Dalla nostra analisi emerge in effetti che le pazienti più predisposte ad avere ipertensione sono le donne con età superiore a 60 anni e un’anamnesi positiva per ipertensione arteriosa, questi sono noti fattori di rischio per lo sviluppo della stessa anche in assenza di terapia con anti-VEGF [58]. Altro fattore di rischio è rappresentato da body mass index (BMI) superiore o uguale a 25 kg/m2 [58]. Fin dall’inizio della terapia con Bevacizumab si può verificare incremento dei valori pressori, tuttavia non è ancora possibile prevedere quando e se avverrà tale incremento pressorio [59].

Rimane incerto se il dosaggio del Bevacizumab è correlato con lo sviluppo di ipertensione [56, 60].

L’obiettivo principale del trattamento dell’ipertensione da Bevacizumab e da altri inibitori del pathway VEGF/VEGF-R è prevenire gli effetti tossici correlati all’ipertensione in pazienti oncologici già di per sé compromessi (Figura II) e completare il trattamento previsto.

Nella nostra coorte tra le 28 donne che hanno sviluppato ipertensione de novo, nel 43% dei casi l’ipertensione è stato gestita con un solo farmaco anti-ipertensivo (ACEI, ARB o beta-bloccante), mentre nelle restanti è stata utilizzata un’associazione. Grazie all’utilizzo di uno o più farmaci anti-ipertensivi, pertanto, gli specialisti ginecologo-oncologo e nefrologo hanno ottenuto il controllo della PA nel 96.4% (27 su 28) delle pazienti che hanno sviluppato ipertensione.
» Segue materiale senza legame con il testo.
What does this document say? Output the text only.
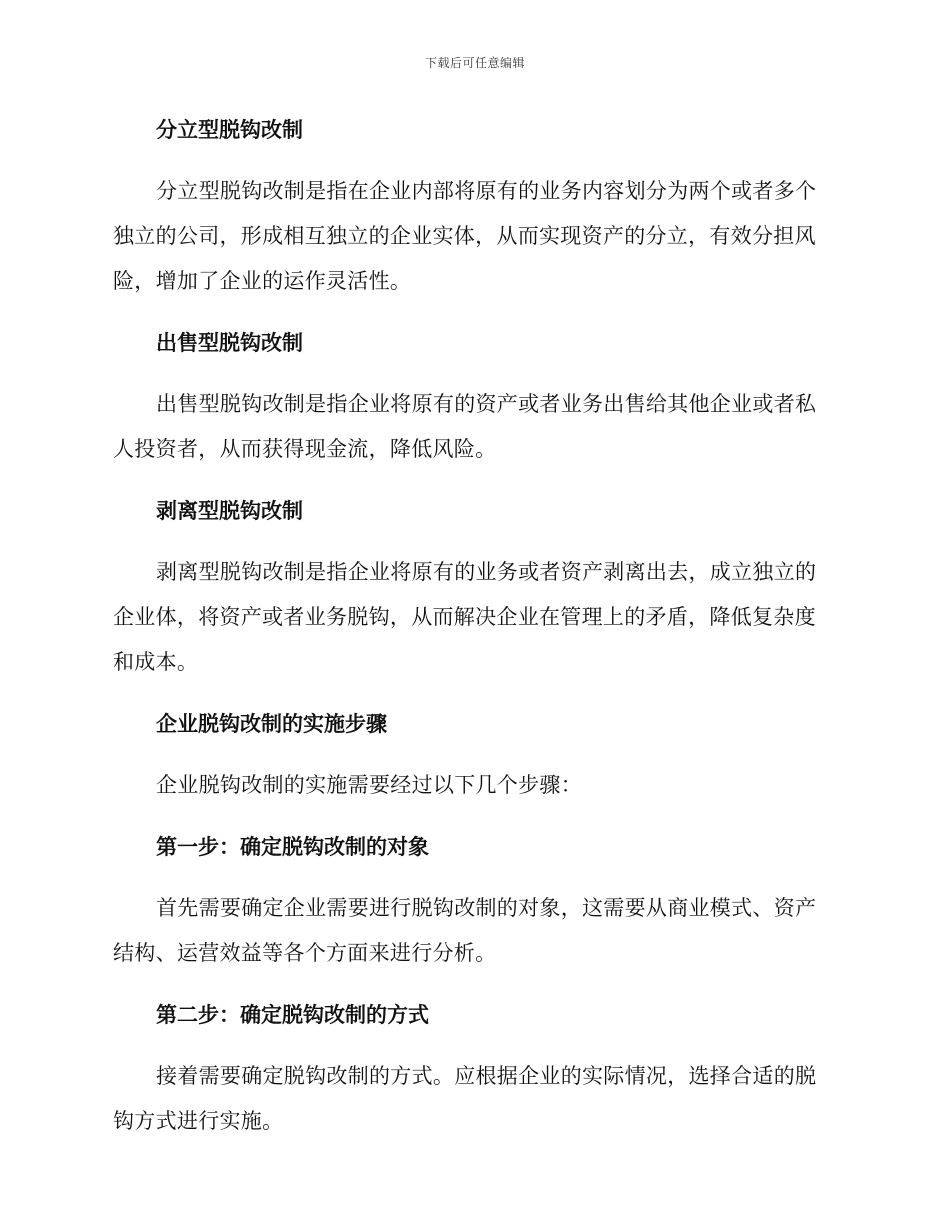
下载后可任意编辑

分立型脱钩改制

分立型脱钩改制是指在企业内部将原有的业务内容划分为两个或者多个独立的公司，形成相互独立的企业实体，从而实现资产的分立，有效分担风险，增加了企业的运作灵活性。

出售型脱钩改制

出售型脱钩改制是指企业将原有的资产或者业务出售给其他企业或者私人投资者，从而获得现金流，降低风险。

剥离型脱钩改制

剥离型脱钩改制是指企业将原有的业务或者资产剥离出去，成立独立的企业体，将资产或者业务脱钩，从而解决企业在管理上的矛盾，降低复杂度和成本。

企业脱钩改制的实施步骤

企业脱钩改制的实施需要经过以下几个步骤：

第一步：确定脱钩改制的对象

首先需要确定企业需要进行脱钩改制的对象，这需要从商业模式、资产结构、运营效益等各个方面来进行分析。

第二步：确定脱钩改制的方式

接着需要确定脱钩改制的方式。应根据企业的实际情况，选择合适的脱钩方式进行实施。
Solo nell’1.18% (sul totale delle pazienti in trattamento) il farmaco anti-angiogenetico è stato sospeso a causa del refrattario controllo della PA. Tale statistica è in linea con i dati riportati nello Bevacizumab Regimens Investigation of Treatment Effects and Safety (bRiTE) [61].

Per ridurre al minimo le interruzioni del Bevacizumab, quindi, è importante che si verifichi una sinergica collaborazione tra gli specialisti: nefrologo che si occupa in maniera primaria del trattamento dell’ipertensione e il ginecologo oncologo che, nel contesto della valutazione della paziente in corso di trattamento con anti-angiogenici, monitori quotidianamente l’andamento della PA.

 

Conclusioni

Il buon risultato ottenuto grazie all’approccio multidisciplinare alla gestione delle pazienti in terapia con VEGF-I attuato nel nostro centro conferma come sia fondamentale il lavoro di équipe tra nefrologo e oncologo nella gestione delle complicanze di tali farmaci, in modo da ridurre al minimo l’interruzione di farmaci anti-neoplastici e aumentare la sopravvivenza libera da malattia del paziente oncologico. Nel nostro centro il numero di interruzioni di terapia per ipertensione da anti-VEGF/VEGF-R è stato ridotto al minimo, proprio grazie alla multidisciplinarietà dell’approccio al paziente.